Are we to conclude that because the world has no climate agreement that nothing noteworthy occurred? I seem to answer this question on a near-daily basis.
SeaTrust Institute, its partners and the emerging Coalition focused on health at COP16.
Nurses Across the Borders and SeaTrust Institute, with invited guests from the World Health Organization and PHI together with advisor/commentators from Europe and Africa, delivered a respectible official UN Side Event. Post-conference comments have been consistently positive; the interest to continue working together remains high. From this particular perch, I see something quite different from what was reported by the media .
Since COP16 (despite the holidays and the rush to get a jump on the business of the New Year), emails and phone lines and video chats have been alive with plans for health at COP17 in Durban, South Africa. As one colleague recently put it, “we only have 11 months to go!” SeaTrust Institute is actively engaging with both new and known entities in the effort to increase recognition that all sectors define their success in terms of human health, both inside and outside the COP. The Coalition on Health and Climate Change continues to recruit experts to help review climate and health studies and to frame appropriate presentations of published, new and ongoing work at the nexus of climate change and human health. Thanks to a generous donation from US Archive, the Coalition now has a document management system in place for coordinating peer review of academic work, anecdotal evidence from the field and interim research reporting in ways that will be organized and manageable. Health Care Without Harm (HCWH) is spearheading strategies to help frame joint organizational objectives and projects.The Coalition’s website will soon go live, and welcomes interaction with anyone who believes health outcomes are critical to climate change policy negotiations and to the applications of the best climate, medical and social science to address global climate change issues.

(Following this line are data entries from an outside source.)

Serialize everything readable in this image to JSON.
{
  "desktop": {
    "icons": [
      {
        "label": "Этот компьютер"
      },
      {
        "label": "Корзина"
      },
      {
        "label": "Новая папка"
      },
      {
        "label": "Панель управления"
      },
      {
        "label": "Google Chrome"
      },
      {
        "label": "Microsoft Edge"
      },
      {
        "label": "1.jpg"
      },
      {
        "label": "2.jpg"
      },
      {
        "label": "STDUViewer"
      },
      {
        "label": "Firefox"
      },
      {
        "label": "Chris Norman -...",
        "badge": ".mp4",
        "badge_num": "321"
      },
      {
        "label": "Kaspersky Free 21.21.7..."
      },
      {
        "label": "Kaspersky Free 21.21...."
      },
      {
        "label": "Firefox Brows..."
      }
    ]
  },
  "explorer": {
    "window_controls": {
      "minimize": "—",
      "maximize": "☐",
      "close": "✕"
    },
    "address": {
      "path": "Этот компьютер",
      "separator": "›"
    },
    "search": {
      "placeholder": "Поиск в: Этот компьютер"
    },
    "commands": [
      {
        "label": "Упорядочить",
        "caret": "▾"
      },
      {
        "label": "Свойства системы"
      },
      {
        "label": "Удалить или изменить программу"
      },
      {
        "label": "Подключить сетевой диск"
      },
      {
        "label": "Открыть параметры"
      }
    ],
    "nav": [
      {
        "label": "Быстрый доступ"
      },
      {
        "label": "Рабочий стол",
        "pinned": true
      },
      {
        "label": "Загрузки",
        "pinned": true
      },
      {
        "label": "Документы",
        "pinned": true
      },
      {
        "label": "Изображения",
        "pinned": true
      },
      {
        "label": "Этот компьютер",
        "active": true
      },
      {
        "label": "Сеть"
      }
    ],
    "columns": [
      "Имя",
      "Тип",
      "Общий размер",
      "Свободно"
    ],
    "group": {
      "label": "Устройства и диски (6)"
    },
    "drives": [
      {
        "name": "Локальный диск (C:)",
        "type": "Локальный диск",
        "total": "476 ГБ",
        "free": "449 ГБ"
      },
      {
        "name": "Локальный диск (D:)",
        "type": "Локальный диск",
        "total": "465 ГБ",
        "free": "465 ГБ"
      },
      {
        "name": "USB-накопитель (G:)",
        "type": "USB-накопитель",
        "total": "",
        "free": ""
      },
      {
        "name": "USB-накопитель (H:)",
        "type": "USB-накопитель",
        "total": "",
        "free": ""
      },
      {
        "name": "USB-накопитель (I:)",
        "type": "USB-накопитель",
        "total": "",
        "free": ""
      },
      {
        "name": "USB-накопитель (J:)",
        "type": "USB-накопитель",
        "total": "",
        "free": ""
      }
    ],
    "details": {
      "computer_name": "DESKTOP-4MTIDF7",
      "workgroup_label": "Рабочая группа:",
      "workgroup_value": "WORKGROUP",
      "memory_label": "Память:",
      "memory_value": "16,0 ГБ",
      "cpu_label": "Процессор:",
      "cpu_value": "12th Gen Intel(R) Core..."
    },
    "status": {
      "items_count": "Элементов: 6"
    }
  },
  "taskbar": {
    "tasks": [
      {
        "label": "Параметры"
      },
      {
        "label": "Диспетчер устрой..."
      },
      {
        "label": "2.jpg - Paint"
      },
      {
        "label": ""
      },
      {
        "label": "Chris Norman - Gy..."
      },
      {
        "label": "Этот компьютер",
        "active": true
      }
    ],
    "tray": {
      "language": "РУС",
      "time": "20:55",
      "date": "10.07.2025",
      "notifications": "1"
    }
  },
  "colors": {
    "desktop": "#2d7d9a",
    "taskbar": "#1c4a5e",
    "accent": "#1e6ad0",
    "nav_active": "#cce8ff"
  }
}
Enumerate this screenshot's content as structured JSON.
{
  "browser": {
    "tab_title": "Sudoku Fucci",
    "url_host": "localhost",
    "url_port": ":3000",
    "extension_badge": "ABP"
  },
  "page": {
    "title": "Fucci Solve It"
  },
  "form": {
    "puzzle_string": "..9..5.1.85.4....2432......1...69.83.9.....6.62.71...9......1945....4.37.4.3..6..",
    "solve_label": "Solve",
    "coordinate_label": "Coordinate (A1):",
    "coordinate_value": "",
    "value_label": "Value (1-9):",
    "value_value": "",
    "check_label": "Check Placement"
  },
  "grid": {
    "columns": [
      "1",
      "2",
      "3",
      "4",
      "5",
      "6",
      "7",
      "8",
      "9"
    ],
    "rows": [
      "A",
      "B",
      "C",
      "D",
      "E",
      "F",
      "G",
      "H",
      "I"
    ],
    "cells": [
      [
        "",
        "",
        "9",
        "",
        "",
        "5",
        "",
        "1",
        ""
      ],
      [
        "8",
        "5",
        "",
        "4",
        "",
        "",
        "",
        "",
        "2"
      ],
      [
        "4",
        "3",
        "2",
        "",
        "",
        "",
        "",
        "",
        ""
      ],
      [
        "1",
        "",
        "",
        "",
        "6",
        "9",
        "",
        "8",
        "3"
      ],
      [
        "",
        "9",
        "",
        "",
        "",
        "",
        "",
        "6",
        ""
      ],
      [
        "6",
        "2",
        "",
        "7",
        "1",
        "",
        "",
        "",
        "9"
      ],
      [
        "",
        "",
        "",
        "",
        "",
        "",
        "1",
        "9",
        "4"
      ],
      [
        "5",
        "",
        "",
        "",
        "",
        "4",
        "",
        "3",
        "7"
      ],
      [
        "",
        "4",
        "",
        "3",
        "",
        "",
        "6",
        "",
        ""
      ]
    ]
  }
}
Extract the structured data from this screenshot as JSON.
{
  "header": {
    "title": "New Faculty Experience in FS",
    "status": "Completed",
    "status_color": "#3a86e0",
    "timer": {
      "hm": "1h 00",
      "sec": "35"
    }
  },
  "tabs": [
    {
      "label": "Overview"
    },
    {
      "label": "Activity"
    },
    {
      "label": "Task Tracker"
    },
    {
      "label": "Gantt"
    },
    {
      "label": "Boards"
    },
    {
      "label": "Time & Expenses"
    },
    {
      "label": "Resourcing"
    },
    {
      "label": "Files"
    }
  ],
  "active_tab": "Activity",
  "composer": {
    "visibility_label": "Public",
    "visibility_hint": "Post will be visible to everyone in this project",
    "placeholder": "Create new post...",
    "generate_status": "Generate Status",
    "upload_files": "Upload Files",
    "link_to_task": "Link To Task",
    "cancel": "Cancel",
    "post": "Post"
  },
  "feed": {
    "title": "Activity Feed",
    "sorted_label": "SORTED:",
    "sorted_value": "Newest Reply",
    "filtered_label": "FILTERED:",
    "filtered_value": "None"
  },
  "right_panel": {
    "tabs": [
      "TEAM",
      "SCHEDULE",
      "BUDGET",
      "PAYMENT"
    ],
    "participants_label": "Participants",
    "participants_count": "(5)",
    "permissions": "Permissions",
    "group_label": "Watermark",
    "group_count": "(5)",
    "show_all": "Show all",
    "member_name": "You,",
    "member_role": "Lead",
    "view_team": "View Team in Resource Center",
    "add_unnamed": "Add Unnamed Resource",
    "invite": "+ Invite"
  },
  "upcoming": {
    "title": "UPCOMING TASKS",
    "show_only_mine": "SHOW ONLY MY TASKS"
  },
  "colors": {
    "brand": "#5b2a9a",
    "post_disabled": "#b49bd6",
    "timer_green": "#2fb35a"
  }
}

Peters Omoragbon from Nurses Across the Borders is currently in the U.S. and working with SeaTrust Institute as we begin our project of capacity building with local medical professionals in Nigeria on climate change adaptation strategies and disease surveillance . With our partners from the American Center for Life Cycle Assessment, we will use the pilot project in Nigeria to show efficacy of processes to aid local communities across the globe in assessing intervention options and appropriately applying medical, climate and social science to decisions about climate change and human health. A reporter from the WHO Bulletin contacted me about the project and plans to report on our progress throughout 2011. Peters will honor us with a first-ever visit to the Pacific Northwest in March, 2011. He will work directly with our team prior to training nurses on the ground in Nigeria.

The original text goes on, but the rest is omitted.